UK companies are unwittingly losing out by misapplying HSE regulations
13 June 2016
Maybe it’s due to my background in law, but while supplying workwear over the past 25 years I’ve noticed that UK organisations are misapplying the HSE regulations in several different ways – and losing out considerably. Here’s one example.
Manufacturers spend millions each year creating fantastic and innovative health and safety products with the potential to improve the lives of the UK’s workforce considerably. Yet often these products just sit on the shelves, benefitting no one. Companies reject these products on the basis of cost, but often, it needn’t even cost them a penny. I can explain.
Legally speaking, UK companies must pay for all necessary Personal Protective Equipment (PPE). However, comfort or wellbeing products are often not such “necessary” items of PPE, which is why companies can refuse to buy them. However, this also means that UK companies are not obliged to pay for them. Instead, the workforce can lawfully be offered the choice to buy these products themselves, at their own cost or partly subsidised by the employer.

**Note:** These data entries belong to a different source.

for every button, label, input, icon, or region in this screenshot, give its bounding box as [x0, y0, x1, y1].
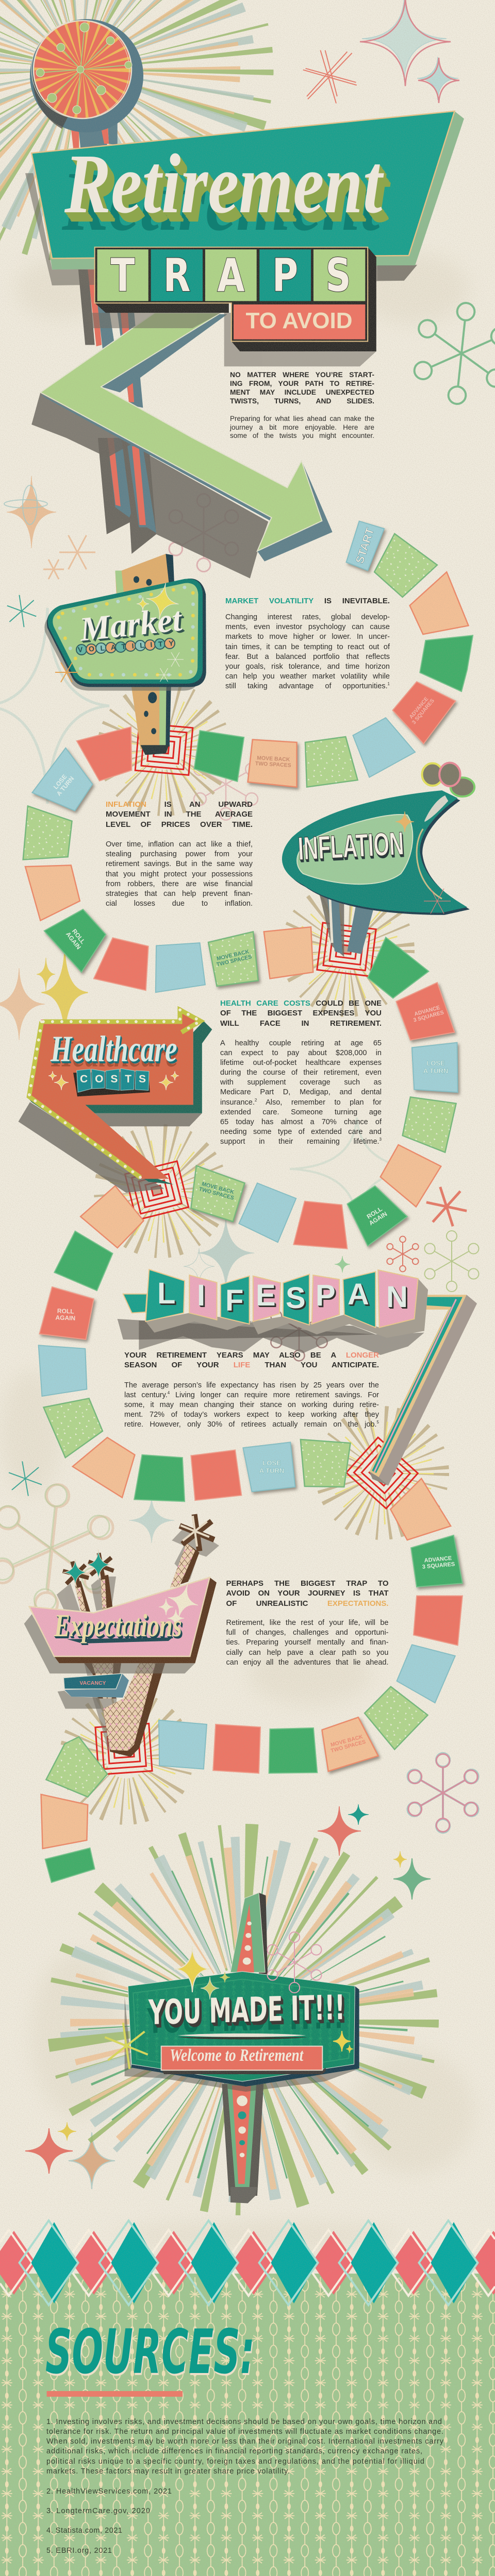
sign shadow — [125, 1996, 357, 2092]
post upper — [115, 554, 174, 603]
intro text: NO MATTER WHERE YOU’RE START- — [230, 371, 374, 379]
intro text: TWISTS, TURNS, AND SLIDES. — [230, 397, 374, 405]
coral rule — [47, 2391, 183, 2397]
board tile: start: START — [353, 526, 377, 565]
market volatility text — [225, 597, 390, 690]
health care text: insurance.2 Also, remember to plan for — [220, 1098, 382, 1107]
panel — [27, 1007, 204, 1179]
drop shadow — [118, 1319, 424, 1355]
tile: advance 3 squares: ADVANCE — [408, 696, 430, 720]
paper stains — [0, 252, 474, 2250]
inflation text: MOVEMENT IN THE AVERAGE — [106, 810, 253, 819]
lifespan sign letters: S — [286, 1281, 306, 1315]
main sign shadow — [25, 173, 417, 285]
tile: move back two spaces 2 — [208, 931, 258, 986]
sources list: markets. These factors may result in greater share price volatility. — [46, 2467, 290, 2476]
tile: move back two spaces 4: MOVE BACK — [330, 1734, 364, 1748]
title: traps letters: R — [163, 249, 190, 302]
title: traps letters — [110, 249, 351, 302]
sign: market volatility — [44, 554, 206, 755]
health care text: support in their remaining lifetime.3 — [220, 1138, 382, 1146]
board bursts — [82, 705, 426, 1802]
lifespan text: The average person’s life expectancy has risen by 25 years over the — [124, 1381, 379, 1389]
intro text: Preparing for what lies ahead can make the — [230, 415, 374, 422]
welcome to retirement: Welcome to Retirement — [170, 2046, 303, 2065]
inflation text: from robbers, there are wise financial — [106, 880, 253, 888]
market volatility text: fear. But a balanced portfolio that reflects — [225, 653, 390, 661]
lifespan sign letters — [157, 1277, 408, 1317]
sources list: 4. Statista.com, 2021 — [46, 2527, 122, 2535]
pole shadows — [57, 1525, 219, 1752]
lifespan text — [124, 1351, 379, 1429]
sign stars — [97, 1932, 353, 2073]
expectations text — [226, 1579, 389, 1667]
panels — [145, 1269, 418, 1328]
tile: lose a turn: LOSE — [52, 773, 69, 791]
sun disc — [30, 19, 143, 132]
tile: move back two spaces 2: TWO SPACES — [216, 954, 252, 968]
tile: roll again 3 — [40, 1287, 94, 1340]
yellow stars — [55, 580, 184, 682]
health care text: extended care. Someone turning age — [220, 1108, 382, 1116]
health care text: 65 today has almost a 70% chance of — [220, 1118, 382, 1126]
board tiles: second stretch — [54, 927, 456, 1291]
traps shadow — [88, 265, 417, 366]
market sign lettering: Market — [78, 601, 184, 649]
lifespan text: SEASON OF YOUR LIFE THAN YOU ANTICIPATE. — [124, 1361, 379, 1369]
tile: advance 3 squares 3 — [411, 1535, 463, 1587]
health care text: A healthy couple retiring at age 65 — [220, 1039, 382, 1047]
tile: advance 3 squares 2: 3 SQUARES — [412, 1009, 444, 1023]
fin top — [230, 1893, 268, 1975]
main sign side — [51, 111, 464, 269]
health care text — [220, 999, 382, 1146]
lifespan text: some, it may mean changing their stance on working during retire- — [124, 1401, 379, 1409]
inflation text: LEVEL OF PRICES OVER TIME. — [106, 820, 253, 829]
swoosh — [67, 1637, 173, 1643]
lifespan sign letters: P — [316, 1279, 336, 1312]
sources list: political risks unique to a specific country, foreign taxes and regulations, and the potential for illiquid — [46, 2458, 424, 2466]
market volatility text: markets to move higher or lower. In uncer- — [225, 633, 390, 641]
diamond border — [0, 2221, 495, 2305]
sources list: tolerance for risk. The return and principal value of investments will fluctuate as market conditions change. — [46, 2428, 443, 2436]
tile: lose a turn 2 — [412, 1043, 458, 1092]
sign: expectations — [24, 1511, 220, 1757]
board tiles: third stretch — [39, 1345, 463, 1883]
title: traps letters: T — [111, 249, 135, 302]
sign: lifespan — [118, 1269, 477, 1485]
health care text: during the course of their retirement, even — [220, 1069, 382, 1077]
health care text: HEALTH CARE COSTS COULD BE ONE — [220, 999, 382, 1008]
market volatility text: ments, even investor psychology can cause — [225, 623, 390, 631]
tile: advance 3 squares 3: 3 SQUARES — [422, 1561, 455, 1570]
tile: move back two spaces: MOVE BACK — [257, 755, 290, 763]
tile: advance 3 squares 2: ADVANCE — [414, 1005, 441, 1018]
market volatility text: your goals, risk tolerance, and time horizon — [225, 663, 390, 671]
title: traps letters: S — [325, 249, 351, 302]
tile: lose a turn 3: A TURN — [259, 1467, 284, 1475]
inflation sign lettering: INFLATION — [297, 825, 405, 867]
board — [44, 579, 206, 691]
healthcare sign lettering: Healthcare — [51, 1028, 177, 1070]
burst: you made it rays — [119, 1896, 367, 2143]
lifespan text: YOUR RETIREMENT YEARS MAY ALSO BE A LONGER — [124, 1351, 379, 1360]
tile: roll again: ROLL — [71, 928, 87, 945]
tile: lose a turn — [32, 748, 92, 811]
market volatility text: still taking advantage of opportunities.1 — [225, 682, 390, 690]
expectations text: AVOID ON YOUR JOURNEY IS THAT — [226, 1589, 389, 1598]
sign side — [54, 1578, 217, 1663]
tile: roll again 3: AGAIN — [55, 1314, 75, 1322]
costs blocks: COSTS — [80, 1073, 146, 1085]
expectations text: OF UNREALISTIC EXPECTATIONS. — [226, 1599, 389, 1608]
lower pole — [84, 1663, 165, 1757]
board tile: start — [346, 521, 384, 570]
inflation text: that you might protect your possessions — [106, 870, 253, 878]
extrusion — [145, 1279, 428, 1338]
post lower — [131, 684, 171, 755]
lifespan text: last century.4 Living longer can require more retirement savings. For — [124, 1391, 379, 1399]
pole foot — [230, 2187, 257, 2203]
tile: move back two spaces 3 — [191, 1166, 244, 1222]
sources list: 2. HealthViewServices.com, 2021 — [46, 2487, 172, 2496]
star and atom on inflation sign — [395, 811, 451, 913]
tile: lose a turn 3 — [243, 1442, 295, 1492]
pole stars — [60, 1511, 220, 1589]
decor: mid stars and atoms — [0, 476, 478, 1621]
title: traps letters: P — [272, 249, 298, 302]
traps block — [95, 247, 376, 351]
tile: move back two spaces 2: MOVE BACK — [216, 948, 250, 962]
tile: move back two spaces 3: MOVE BACK — [201, 1181, 235, 1195]
bulb border — [29, 1010, 201, 1177]
tail left — [123, 1294, 147, 1313]
tile: roll again 2: ROLL — [366, 1205, 384, 1221]
inflation text: strategies that can help prevent finan- — [106, 890, 253, 898]
market volatility text: can help you weather market volatility while — [225, 672, 390, 681]
tile: roll again: AGAIN — [64, 930, 82, 951]
tile: move back two spaces 3: TWO SPACES — [198, 1186, 235, 1201]
tile: lose a turn 2: A TURN — [423, 1067, 448, 1075]
pattern — [0, 2277, 495, 2576]
burst: top rays — [0, 0, 200, 189]
tile: lose a turn 2: LOSE — [426, 1059, 445, 1067]
inflation text — [106, 800, 253, 908]
health care text: lifetime out-of-pocket healthcare expenses — [220, 1059, 382, 1067]
fin bottom — [222, 2084, 263, 2196]
green background — [0, 2274, 495, 2576]
tile: advance 3 squares 2 — [396, 982, 455, 1040]
posts below sign — [78, 269, 143, 408]
expectations text: ties. Preparing yourself mentally and finan- — [226, 1638, 389, 1647]
inflation text: INFLATION IS AN UPWARD — [106, 800, 253, 809]
intro text — [230, 371, 374, 439]
side — [85, 1021, 212, 1113]
expectations text: PERHAPS THE BIGGEST TRAP TO — [226, 1579, 389, 1588]
posts — [317, 884, 376, 957]
tile: roll again 2: AGAIN — [368, 1210, 388, 1227]
lifespan sign letters: L — [157, 1277, 175, 1310]
intro text: some of the twists you might encounter. — [230, 432, 374, 439]
expectations text: can enjoy all the adventures that lie ahead. — [226, 1658, 389, 1667]
tile: move back two spaces — [248, 739, 296, 787]
swoosh bar — [177, 2033, 308, 2039]
you made it lettering: YOU MADE IT!!! — [148, 1988, 345, 2032]
tile: move back two spaces 4: TWO SPACES — [330, 1739, 367, 1754]
health care text: needing some type of extended care and — [220, 1128, 382, 1136]
lifespan text: ment. 72% of today’s workers expect to keep working after they — [124, 1411, 379, 1419]
sources list — [46, 2418, 444, 2555]
title: to avoid: TO AVOID — [245, 308, 352, 333]
sign: retirement traps to avoid — [25, 19, 464, 579]
decor: lower stars — [25, 1753, 478, 2189]
welcome plate — [161, 2046, 326, 2074]
lifespan sign letters: A — [348, 1278, 369, 1311]
lifespan sign letters: E — [256, 1279, 276, 1312]
lifespan text: retire. However, only 30% of retirees actually remain on the job.5 — [124, 1420, 379, 1429]
cream stars — [159, 1580, 203, 1627]
inflation text: retirement savings. But in the same way — [106, 860, 253, 868]
inflation text: cial losses due to inflation. — [106, 900, 253, 908]
expectations sign lettering: Expectations — [54, 1608, 182, 1643]
health care text: WILL FACE IN RETIREMENT. — [220, 1019, 382, 1028]
vacancy panel: VACANCY — [79, 1680, 106, 1686]
expectations text: full of changes, challenges and opportuni- — [226, 1629, 389, 1637]
health stars — [48, 1071, 179, 1090]
board tiles: first stretch — [23, 534, 473, 921]
volatility balls: VOLATILITY — [77, 639, 174, 654]
expectations text: cially can help pave a clear path so you — [226, 1649, 389, 1657]
tile: roll again — [44, 909, 106, 972]
tile: lose a turn 3: LOSE — [262, 1459, 281, 1467]
sources list: 5. EBRI.org, 2021 — [46, 2547, 112, 2555]
sources heading: SOURCES: — [45, 2317, 255, 2388]
sign: you made it — [97, 1893, 359, 2203]
lifespan sign letters: F — [225, 1284, 243, 1317]
tile: move back two spaces: TWO SPACES — [255, 760, 291, 769]
arrow shadow and lower posts — [98, 438, 268, 579]
expectations text: Retirement, like the rest of your life, will be — [226, 1619, 389, 1627]
health care text: can expect to pay about $208,000 in — [220, 1049, 382, 1057]
sign panel — [29, 1578, 210, 1656]
lifespan sign letters: I — [197, 1279, 205, 1312]
seven post — [369, 1295, 477, 1485]
sources list: 1. Investing involves risks, and investment decisions should be based on your own goals, time horizon and — [46, 2418, 442, 2426]
green arrow — [31, 313, 333, 562]
inflation text: Over time, inflation can act like a thief, — [106, 840, 253, 849]
health care text: with supplement coverage such as — [220, 1078, 382, 1087]
intro text: MENT MAY INCLUDE UNEXPECTED — [230, 388, 374, 396]
lifespan sign letters: N — [386, 1280, 408, 1314]
tile: move back two spaces 4 — [322, 1717, 378, 1771]
title: retirement: Retirement — [64, 137, 382, 231]
tile: roll again 2 — [347, 1186, 407, 1246]
sources list: additional risks, which include differences in financial reporting standards, currency exchange rates, — [46, 2447, 422, 2455]
sign shadow — [24, 1614, 195, 1673]
sources list: 3. LongtermCare.gov, 2020 — [46, 2507, 150, 2515]
post above sign — [70, 117, 118, 148]
tile: roll again 3: ROLL — [57, 1307, 74, 1315]
sign: healthcare costs — [19, 1007, 212, 1193]
costs blocks — [73, 1069, 150, 1096]
health care text: Medicare Part D, Medigap, and dental — [220, 1088, 382, 1096]
title: traps letters: A — [217, 249, 245, 302]
intro text: ING FROM, YOUR PATH TO RETIRE- — [230, 380, 374, 387]
decor: top stars and atom — [303, 0, 495, 409]
balloons — [422, 762, 474, 822]
board targets — [95, 723, 418, 1775]
market volatility text: Changing interest rates, global develop- — [225, 613, 390, 621]
tile: advance 3 squares — [393, 682, 455, 744]
sources panel — [0, 2274, 495, 2576]
main sign panel — [31, 111, 455, 258]
shadows — [19, 1102, 202, 1193]
sign: inflation — [282, 762, 474, 957]
inflation text: stealing purchasing power from your — [106, 850, 253, 858]
vacancy panel — [58, 1673, 129, 1709]
intro text: journey a bit more enjoyable. Here are — [230, 423, 374, 431]
health care text: OF THE BIGGEST EXPENSES YOU — [220, 1009, 382, 1018]
panel pattern — [133, 1979, 350, 2075]
sign side — [131, 1986, 359, 2087]
tile: advance 3 squares: 3 SQUARES — [411, 698, 436, 725]
sources list: When sold, investments may be worth more or less than their original cost. International investments carry — [46, 2437, 444, 2446]
green panel — [128, 1972, 355, 2081]
upper poles — [75, 1543, 200, 1612]
tile: advance 3 squares 3: ADVANCE — [424, 1555, 452, 1564]
boomerang — [282, 790, 470, 915]
tile: lose a turn: A TURN — [55, 775, 75, 798]
market volatility text: tain times, it can be tempting to react out of — [225, 643, 390, 651]
market volatility text: MARKET VOLATILITY IS INEVITABLE. — [225, 597, 390, 605]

If handled properly, this represents the ultimate win-win solution. Workers have access to the best, most innovative H&S products that could significantly improve their daily lives, while H&S officers feel more fulfilled, procurement managers are pleased at the savings and the company benefits overall from a happier, more motivated workforce. Also, empowering the workforce to share responsibility for their own wellbeing can reduce any subsequent compensation claims as the onus partly shifts onto the employee for rejecting any product that could have prevented the injury.
There are other win-win solutions I could suggest, but even just this single idea can significantly reduce the UK’s injury statistics and benefit UK companies enormously – and IOSH (The Institution of Occupational Safety & Health) agrees. Of course, proper legal consultancy is required to ensure compliance with HSE regulations – but don’t worry, that’s my job.